Simple Screen Scraping using jQuery

Solution 1:

Use $.ajax to load the other page into a variable, then create a temporary element and use .html() to set the contents to the value returned. Loop through the element's children of nodeType 1 and keep their first children's nodeValues. If the external page is not on your web server you will need to proxy the file with your own web server.

Something like this:

$.ajax({
     url: "/thePageToScrape.html",
     dataType: 'text',
     success: function(data) {
          var elements = $("<div>").html(data)[0].getElementsByTagName("ul")[0].getElementsByTagName("li");
          for(var i = 0; i < elements.length; i++) {
               var theText = elements[i].firstChild.nodeValue;
               // Do something here
          }
     }
});

Solution 2:

Simple scraping with jQuery...

// Get HTML from page
$.get( 'http://example.com/', function( html ) {

    // Loop through elements you want to scrape content from
    $(html).find("ul").find("li").each( function(){

        var text = $(this).text();
        // Do something with content

    } )

} );

Solution 3:

$.get("/path/to/other/page",function(data){
  $('#data').append($('li',data));
}

Solution 4:

If this is for the same domain then no problem - the jQuery solution is good.

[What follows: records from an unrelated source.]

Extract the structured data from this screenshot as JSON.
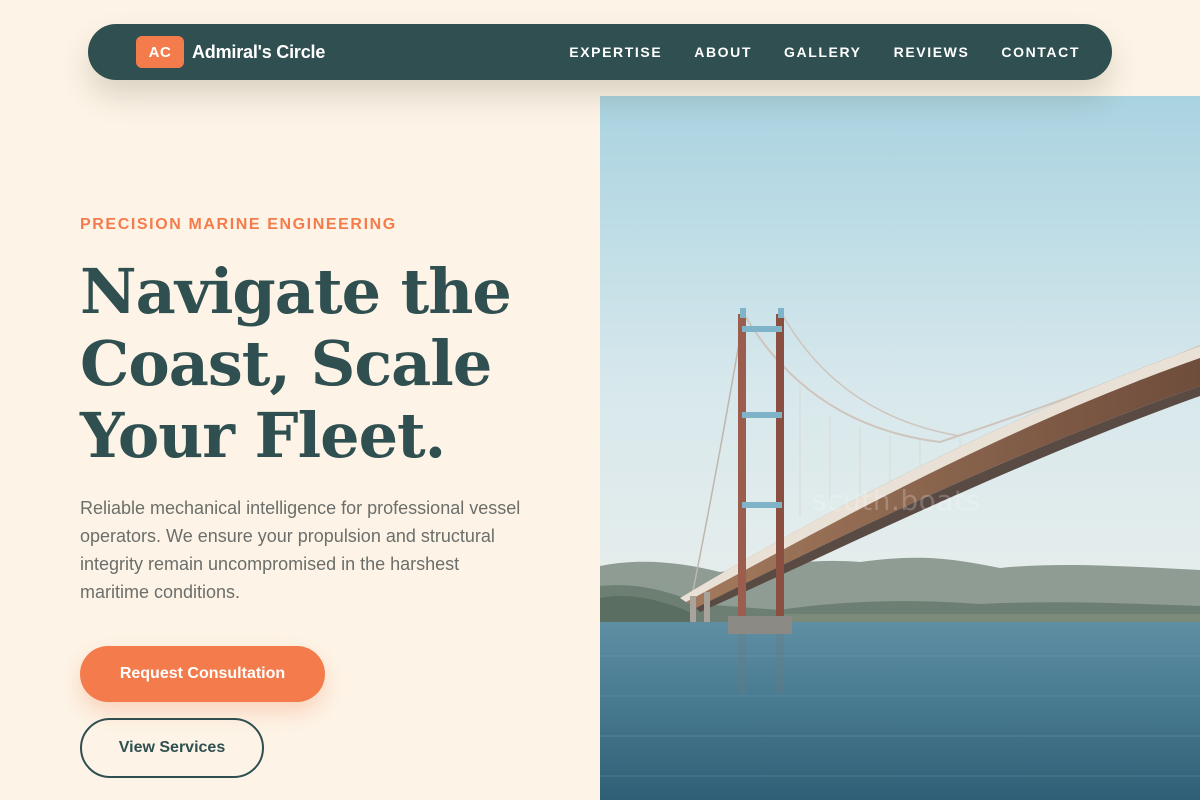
{
  "brand": {
    "badge": "AC",
    "name": "Admiral's Circle"
  },
  "nav": {
    "links": [
      {
        "label": "EXPERTISE"
      },
      {
        "label": "ABOUT"
      },
      {
        "label": "GALLERY"
      },
      {
        "label": "REVIEWS"
      },
      {
        "label": "CONTACT"
      }
    ]
  },
  "hero": {
    "eyebrow": "PRECISION MARINE ENGINEERING",
    "title_lines": [
      "Navigate the",
      "Coast, Scale",
      "Your Fleet."
    ],
    "description": "Reliable mechanical intelligence for professional vessel operators. We ensure your propulsion and structural integrity remain uncompromised in the harshest maritime conditions.",
    "primary_cta": "Request Consultation",
    "secondary_cta": "View Services",
    "image_watermark": "scuth.boats"
  },
  "colors": {
    "background": "#fdf4e7",
    "primary_dark": "#2f4f50",
    "accent": "#f47c4c",
    "body_text": "#6b6e6a"
  }
}
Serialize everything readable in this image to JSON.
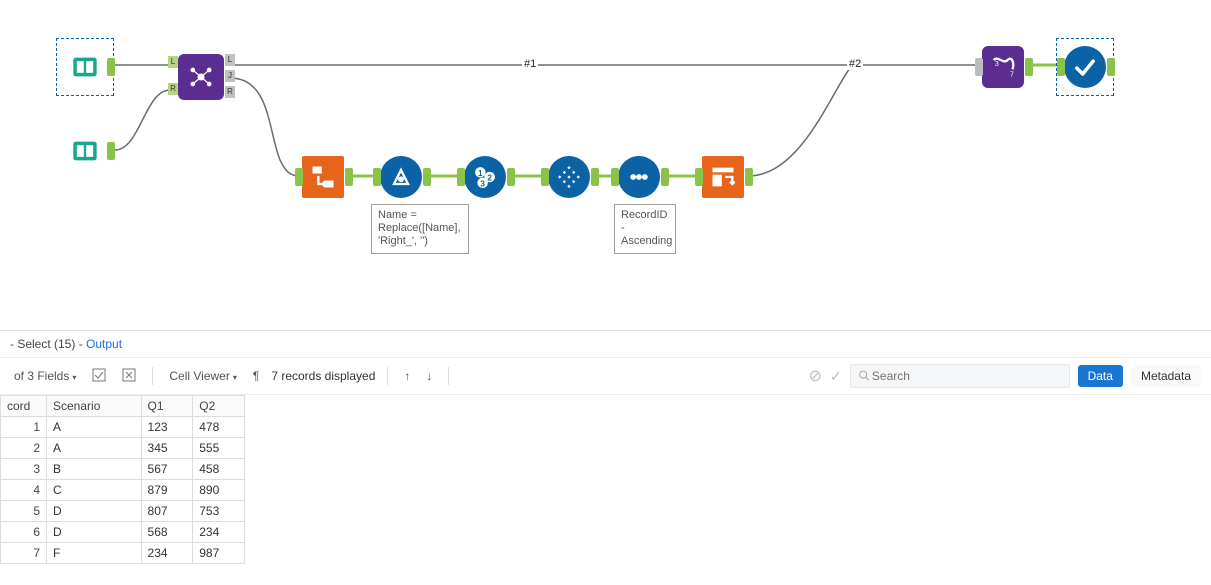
{
  "canvas": {
    "labels": {
      "wire1": "#1",
      "wire2": "#2"
    },
    "annotations": {
      "formula": "Name = Replace([Name], 'Right_', '')",
      "sort": "RecordID - Ascending"
    },
    "tools": {
      "input1": "text-input-1",
      "input2": "text-input-2",
      "join": "join",
      "transpose": "transpose",
      "formula": "formula",
      "recordid": "record-id",
      "tile": "tile",
      "sort": "sort",
      "crosstab": "cross-tab",
      "select": "select",
      "browse": "browse"
    }
  },
  "results": {
    "title_prefix": "- Select (15) -",
    "title_node": "Output",
    "fields_label": "of 3 Fields",
    "cell_viewer_label": "Cell Viewer",
    "records_label": "7 records displayed",
    "search_placeholder": "Search",
    "tab_data": "Data",
    "tab_metadata": "Metadata",
    "columns": [
      "cord",
      "Scenario",
      "Q1",
      "Q2"
    ],
    "rows": [
      {
        "idx": 1,
        "scenario": "A",
        "q1": "123",
        "q2": "478"
      },
      {
        "idx": 2,
        "scenario": "A",
        "q1": "345",
        "q2": "555"
      },
      {
        "idx": 3,
        "scenario": "B",
        "q1": "567",
        "q2": "458"
      },
      {
        "idx": 4,
        "scenario": "C",
        "q1": "879",
        "q2": "890"
      },
      {
        "idx": 5,
        "scenario": "D",
        "q1": "807",
        "q2": "753"
      },
      {
        "idx": 6,
        "scenario": "D",
        "q1": "568",
        "q2": "234"
      },
      {
        "idx": 7,
        "scenario": "F",
        "q1": "234",
        "q2": "987"
      }
    ]
  }
}
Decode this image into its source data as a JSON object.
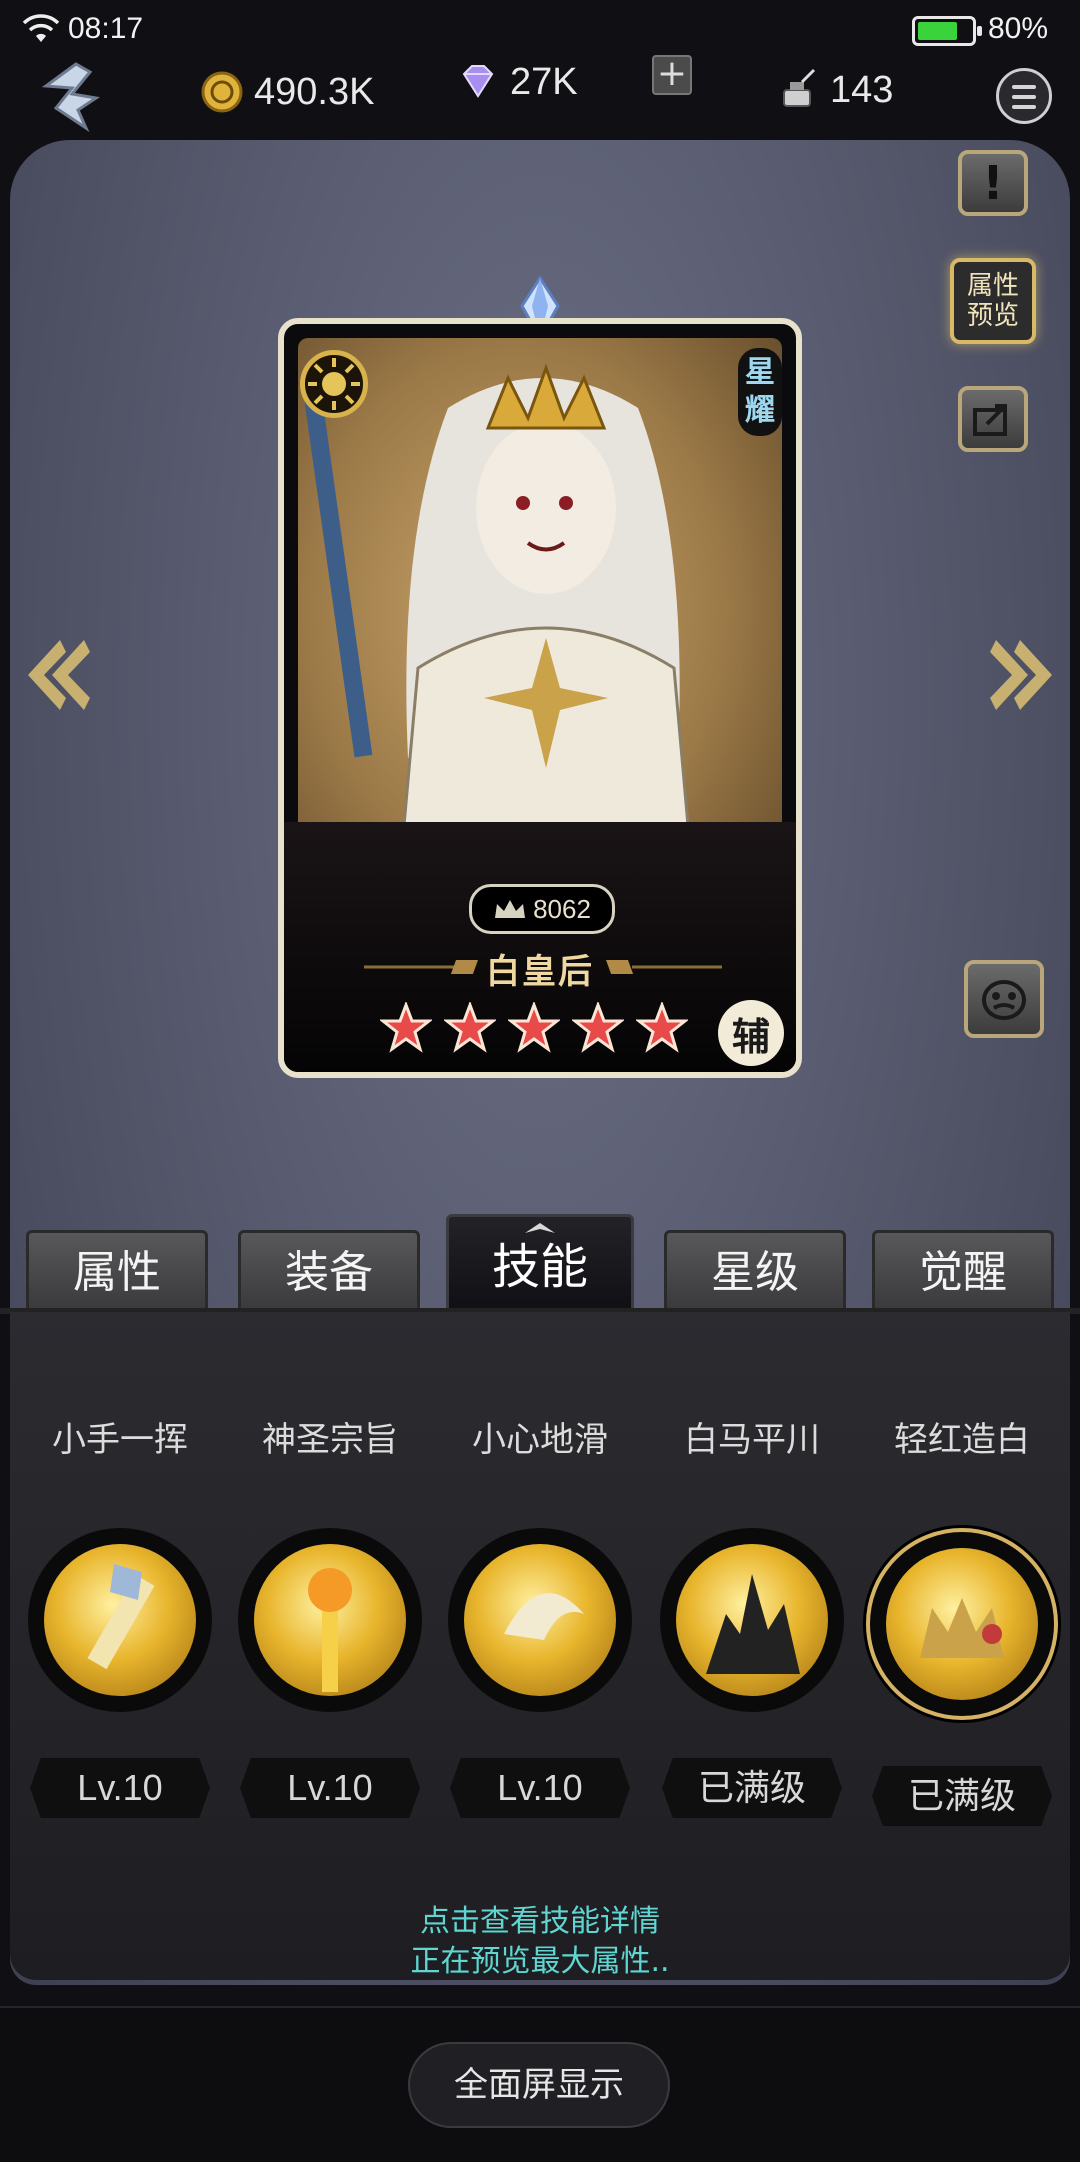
{
  "status_bar": {
    "time": "08:17",
    "battery": "80%",
    "battery_level": 0.8
  },
  "resources": {
    "gold": "490.3K",
    "diamonds": "27K",
    "ink": "143"
  },
  "side_buttons": {
    "preview_line1": "属性",
    "preview_line2": "预览"
  },
  "hero": {
    "name": "白皇后",
    "power": "8062",
    "stars": 5,
    "role": "辅",
    "rank_line1": "星",
    "rank_line2": "耀"
  },
  "tabs": [
    {
      "label": "属性"
    },
    {
      "label": "装备"
    },
    {
      "label": "技能"
    },
    {
      "label": "星级"
    },
    {
      "label": "觉醒"
    }
  ],
  "active_tab": 2,
  "skills": [
    {
      "name": "小手一挥",
      "level": "Lv.10"
    },
    {
      "name": "神圣宗旨",
      "level": "Lv.10"
    },
    {
      "name": "小心地滑",
      "level": "Lv.10"
    },
    {
      "name": "白马平川",
      "level": "已满级"
    },
    {
      "name": "轻红造白",
      "level": "已满级"
    }
  ],
  "hint": {
    "line1": "点击查看技能详情",
    "line2": "正在预览最大属性.."
  },
  "bottom": {
    "fullscreen_label": "全面屏显示"
  },
  "colors": {
    "accent_gold": "#d8b968",
    "hint_cyan": "#5fd6d1",
    "star_red": "#e84a4a"
  }
}
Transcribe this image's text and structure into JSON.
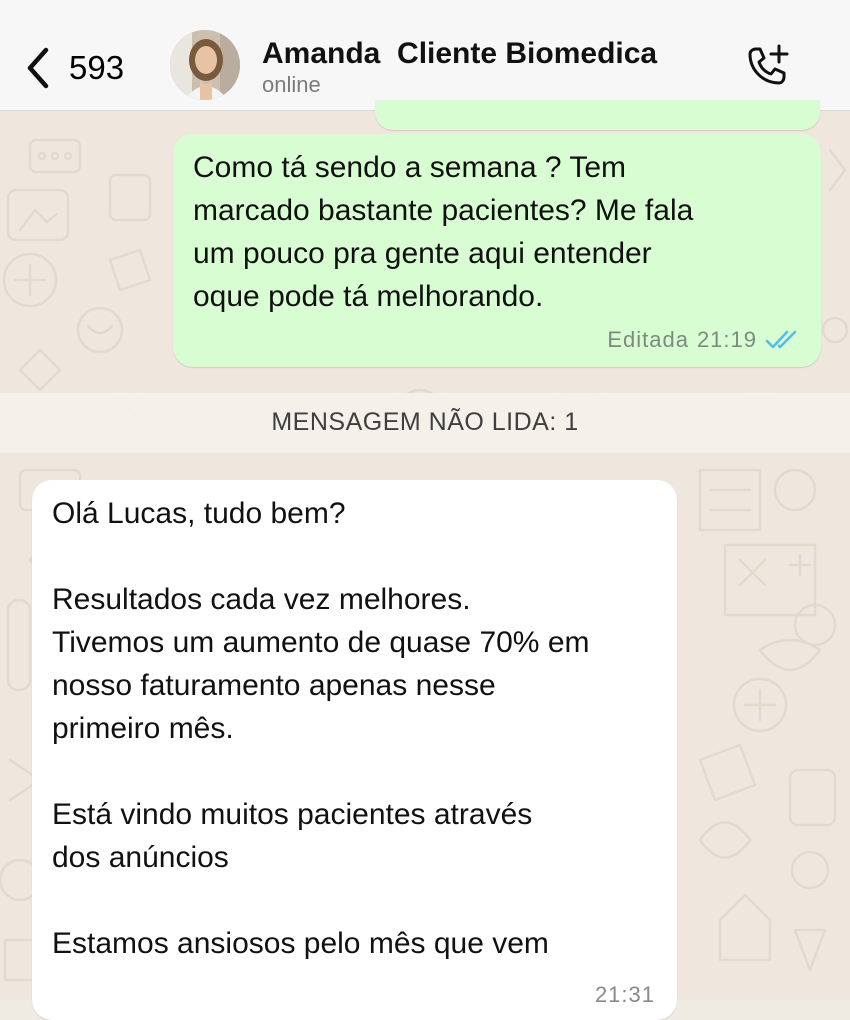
{
  "header": {
    "back_count": "593",
    "contact_name": "Amanda  Cliente Biomedica",
    "status": "online",
    "icons": {
      "back": "chevron-left-icon",
      "call": "add-call-icon",
      "avatar": "contact-avatar"
    }
  },
  "messages": {
    "outgoing": {
      "text": "Como tá sendo a semana ? Tem\nmarcado bastante pacientes? Me fala\num pouco pra gente aqui entender\noque pode tá melhorando.",
      "edited_label": "Editada",
      "time": "21:19",
      "status_icon": "double-check-read-icon",
      "status_color": "#53bdeb"
    },
    "unread_divider": "MENSAGEM NÃO LIDA: 1",
    "incoming": {
      "text": "Olá Lucas, tudo bem?\n\nResultados cada vez melhores.\nTivemos um aumento de quase 70% em\nnosso faturamento apenas nesse\nprimeiro mês.\n\nEstá vindo muitos pacientes através\ndos anúncios\n\nEstamos ansiosos pelo mês que vem",
      "time": "21:31"
    }
  },
  "colors": {
    "outgoing_bubble": "#d9fdd3",
    "incoming_bubble": "#ffffff",
    "chat_background": "#efe7de",
    "header_background": "#f7f7f7"
  }
}
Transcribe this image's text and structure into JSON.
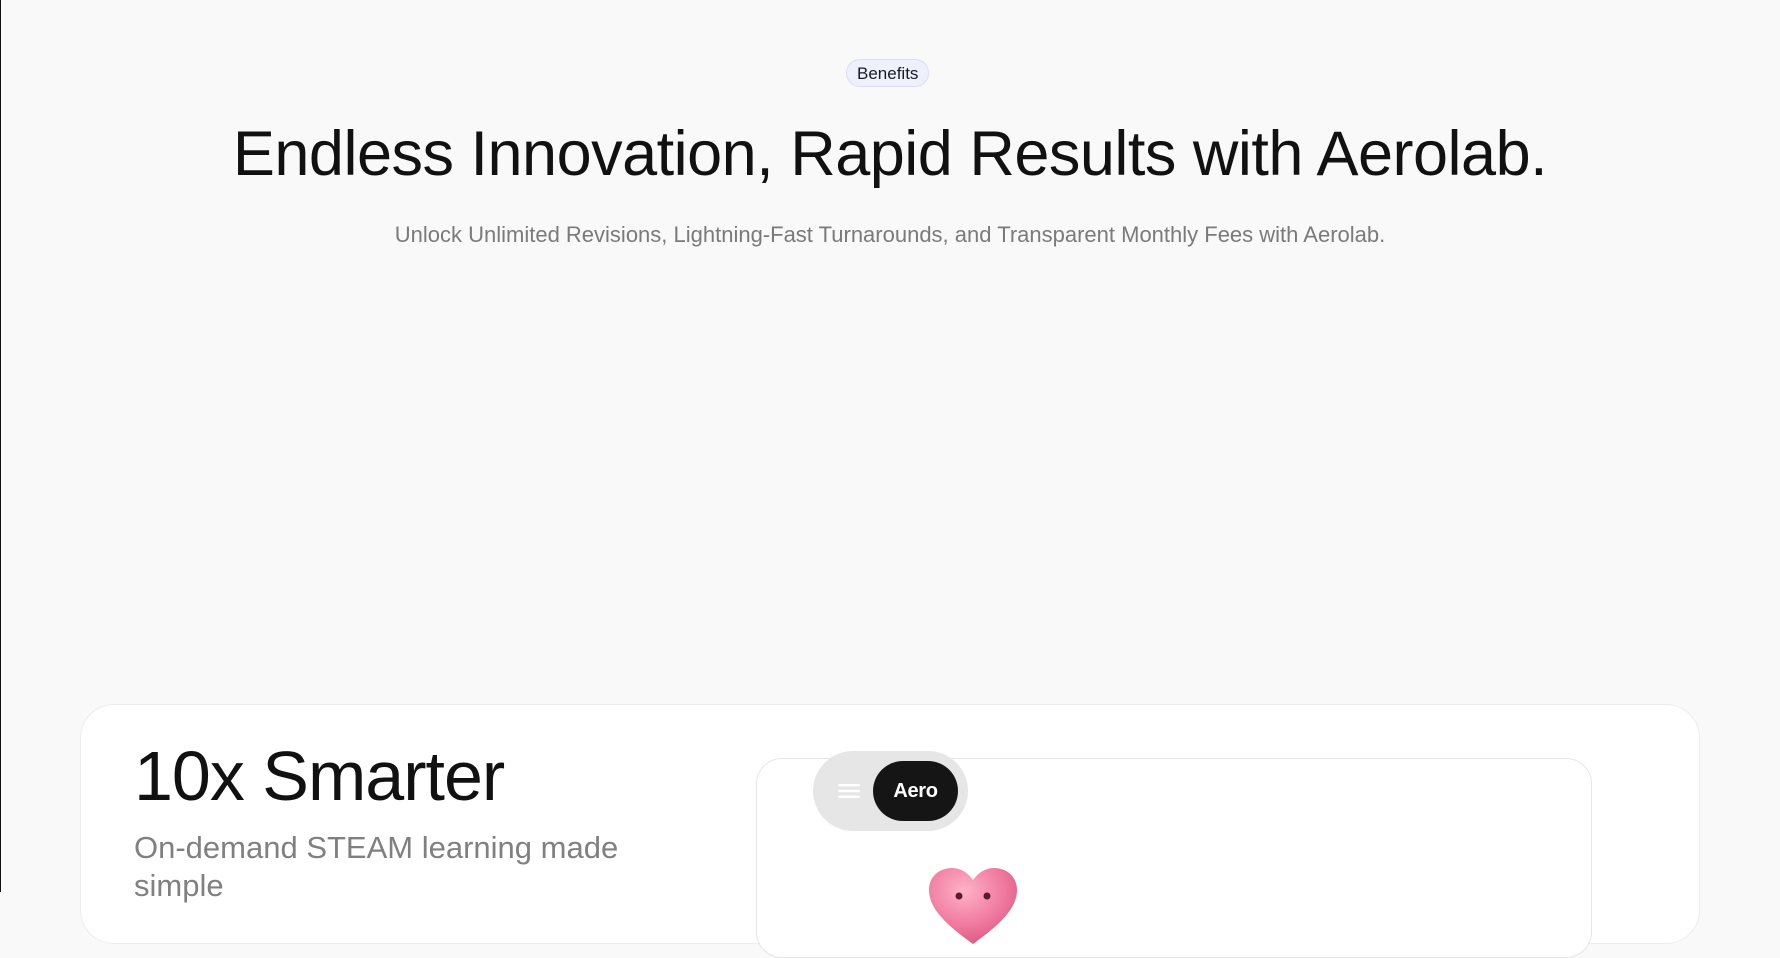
{
  "benefits_badge": "Benefits",
  "headline": "Endless Innovation, Rapid Results with Aerolab.",
  "subheadline": "Unlock Unlimited Revisions, Lightning-Fast Turnarounds, and Transparent Monthly Fees with Aerolab.",
  "feature_card": {
    "title": "10x Smarter",
    "subtitle": "On-demand STEAM learning made simple"
  },
  "preview": {
    "menu_icon": "hamburger-menu-icon",
    "brand_button_label": "Aero",
    "sticker_icon": "heart-sticker-icon"
  },
  "colors": {
    "background": "#f9f9f9",
    "badge_bg": "#eef0fb",
    "text_primary": "#111111",
    "text_muted": "#7a7a7a",
    "pill_bg": "#e6e6e6",
    "aero_button_bg": "#151515",
    "heart": "#f07aa0"
  }
}
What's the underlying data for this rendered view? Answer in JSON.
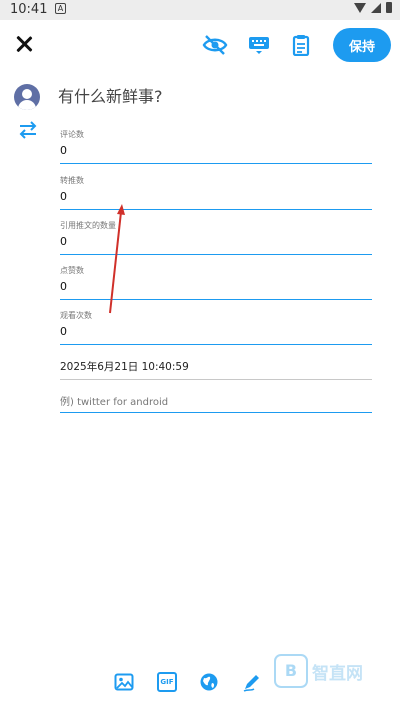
{
  "status_bar": {
    "time": "10:41",
    "notification_glyph": "A"
  },
  "toolbar": {
    "close_icon": "close-icon",
    "visibility_icon": "eye-off-icon",
    "keyboard_icon": "keyboard-icon",
    "clipboard_icon": "clipboard-icon",
    "save_label": "保持"
  },
  "compose": {
    "prompt": "有什么新鲜事?",
    "avatar_icon": "avatar-icon",
    "swap_icon": "swap-arrows-icon"
  },
  "fields": [
    {
      "label": "评论数",
      "value": "0"
    },
    {
      "label": "转推数",
      "value": "0"
    },
    {
      "label": "引用推文的数量",
      "value": "0"
    },
    {
      "label": "点赞数",
      "value": "0"
    },
    {
      "label": "观看次数",
      "value": "0"
    }
  ],
  "datetime": "2025年6月21日 10:40:59",
  "via_placeholder": "例) twitter for android",
  "bottom_bar": {
    "image_icon": "image-icon",
    "gif_label": "GIF",
    "globe_icon": "globe-icon",
    "pen_icon": "pen-icon"
  },
  "watermark": {
    "logo_glyph": "B",
    "text": "智直网"
  },
  "colors": {
    "accent": "#1d9bf0",
    "annotation_arrow": "#d0302a"
  }
}
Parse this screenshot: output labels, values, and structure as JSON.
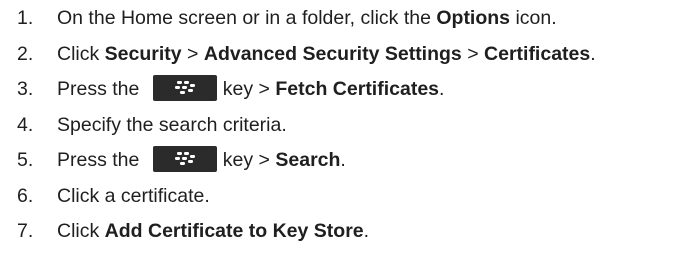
{
  "steps": [
    {
      "num": "1.",
      "parts": [
        "On the Home screen or in a folder, click the ",
        "Options",
        " icon."
      ]
    },
    {
      "num": "2.",
      "parts": [
        "Click ",
        "Security",
        " > ",
        "Advanced Security Settings",
        " > ",
        "Certificates",
        "."
      ]
    },
    {
      "num": "3.",
      "parts": [
        "Press the ",
        "key > ",
        "Fetch Certificates",
        "."
      ]
    },
    {
      "num": "4.",
      "parts": [
        "Specify the search criteria."
      ]
    },
    {
      "num": "5.",
      "parts": [
        "Press the ",
        "key > ",
        "Search",
        "."
      ]
    },
    {
      "num": "6.",
      "parts": [
        "Click a certificate."
      ]
    },
    {
      "num": "7.",
      "parts": [
        "Click ",
        "Add Certificate to Key Store",
        "."
      ]
    }
  ],
  "icons": {
    "menu_key": "blackberry-menu-key-icon"
  },
  "colors": {
    "text": "#1f1f1f",
    "key_background": "#2b2b2b",
    "key_logo": "#ffffff"
  }
}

But otherwise you can't access content from an arbitrary website because this is considered a security risk. See same origin policy.

There are of course server side workarounds such as a web proxy or CORS headers. Of if you're lucky they will support jsonp.

But if you want a client side solution to work with an arbitrary website and web browser then you are out of luck. There is a proposal to relax this policy, but this won't effect current web browsers.

Solution 5:

You may want to consider pjscrape:

http://nrabinowitz.github.io/pjscrape/

It allows you to do this from the command-line, using javascript and jQuery. It does this by using PhantomJS, which is a headless webkit browser (it has no window, and it exists only for your script's usage, so you can load complex websites that use AJAX and it will work just as if it were a real browser).

The examples are self-explanatory and I believe this works on all platforms (including Windows).